MsTamborineMan · 11/08/2025 13:44

To me no it looks like your DH is doing very little?

Why isn't the cleaner, the car and the child related costs part of your shared expenses?

Is your husband doing any parenting? Does he do any actual housework?

Jumpclap · 11/08/2025 13:45

@Mousehi I tried to order it by physical, mental, financial although there’s some overlap.

OP posts:
Manova14 · 11/08/2025 13:49

Who does the laundry?
How often does your dog need the vet? Couple of times a year? Vs you walking it every day?
On his day with the toddler does he do childcare stuff, laundry, etc?

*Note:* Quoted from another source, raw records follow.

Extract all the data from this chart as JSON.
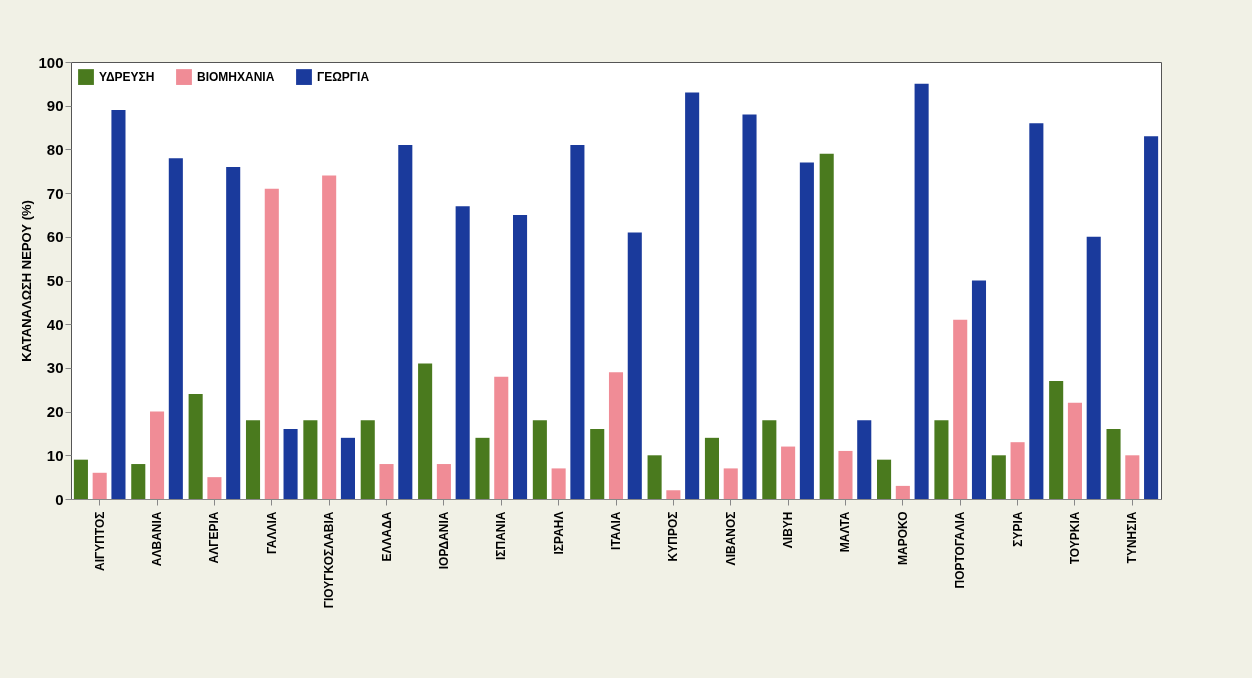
{
  "chart_data": {
    "type": "bar",
    "ylabel": "ΚΑΤΑΝΑΛΩΣΗ ΝΕΡΟΥ (%)",
    "categories": [
      "ΑΙΓΥΠΤΟΣ",
      "ΑΛΒΑΝΙΑ",
      "ΑΛΓΕΡΙΑ",
      "ΓΑΛΛΙΑ",
      "ΓΙΟΥΓΚΟΣΛΑΒΙΑ",
      "ΕΛΛΑΔΑ",
      "ΙΟΡΔΑΝΙΑ",
      "ΙΣΠΑΝΙΑ",
      "ΙΣΡΑΗΛ",
      "ΙΤΑΛΙΑ",
      "ΚΥΠΡΟΣ",
      "ΛΙΒΑΝΟΣ",
      "ΛΙΒΥΗ",
      "ΜΑΛΤΑ",
      "ΜΑΡΟΚΟ",
      "ΠΟΡΤΟΓΑΛΙΑ",
      "ΣΥΡΙΑ",
      "ΤΟΥΡΚΙΑ",
      "ΤΥΝΗΣΙΑ"
    ],
    "series": [
      {
        "name": "ΥΔΡΕΥΣΗ",
        "color": "#4a7a1e",
        "values": [
          9,
          8,
          24,
          18,
          18,
          18,
          31,
          14,
          18,
          16,
          10,
          14,
          18,
          79,
          9,
          18,
          10,
          27,
          16
        ]
      },
      {
        "name": "ΒΙΟΜΗΧΑΝΙΑ",
        "color": "#f08c96",
        "values": [
          6,
          20,
          5,
          71,
          74,
          8,
          8,
          28,
          7,
          29,
          2,
          7,
          12,
          11,
          3,
          41,
          13,
          22,
          10
        ]
      },
      {
        "name": "ΓΕΩΡΓΙΑ",
        "color": "#1a3a9c",
        "values": [
          89,
          78,
          76,
          16,
          14,
          81,
          67,
          65,
          81,
          61,
          93,
          88,
          77,
          18,
          95,
          50,
          86,
          60,
          83
        ]
      }
    ],
    "ylim": [
      0,
      100
    ],
    "yticks": [
      0,
      10,
      20,
      30,
      40,
      50,
      60,
      70,
      80,
      90,
      100
    ],
    "grid": false,
    "legend": "top left"
  }
}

Jumpclap · 11/08/2025 13:53

We both do some cleaning - I guess that is more shared. Other tasks seem to fall more to one person. DP does spend time with our toddler but it’s more playing/watching TV.

OP posts:
Jumpclap · 11/08/2025 13:56

@Manova14 We both do our own laundry and then I do the toddlers too. Vets isn’t very often at all tbf! On DPs day with our toddler he will usually take her out in the morning, then they usually have a nap together!

OP posts:
FullOfMomsense · 11/08/2025 14:30

It seems odd the way some things are seperated. You do all child related things and pay for them, but what if DP takes DC out on their day together- do you send money?

Laundry should all be done together, surely you don't do seperate washes?

It seems to make sense if DP pays for food shop and cooks, that you pay for cleaner and DC things, and clean.

I would suggest share some of the DC jobs- you both should be doing bedtime and mornings and wake ups.

Maybe if you're doing nursery drop/pick ups then DP should walk dog- that could be a good time split. Maybe something like this:

You pick up DC from nursery
DP makes dinner
You tidy/wash up while DC plays
DP takes dog for walk
You start bedtime
DP says goodnight to DC

I don't think that DP watching tv/napping with DC on their time together is a bad thing, but I'm sure they could do more together- have you suggested it?

Jumpclap · 11/08/2025 15:22

I often book and pay for the toddler activities on DPs day (if it’s something DP has said he wants to do)
We go halves paying for the weekly food shop although DP probably pays more for extra bits he picks up in the week (but eats more too)
We have always done our own laundry.
The van my DP uses for work but we also go away in it together.
DP leaves early in the morning for work so makes sense for me to do nursery drop off.
DP already thinks I’m too controlling over his time with our toddler so doesn’t respond well to suggestions to do more! 😂
Hope that answers all the questions!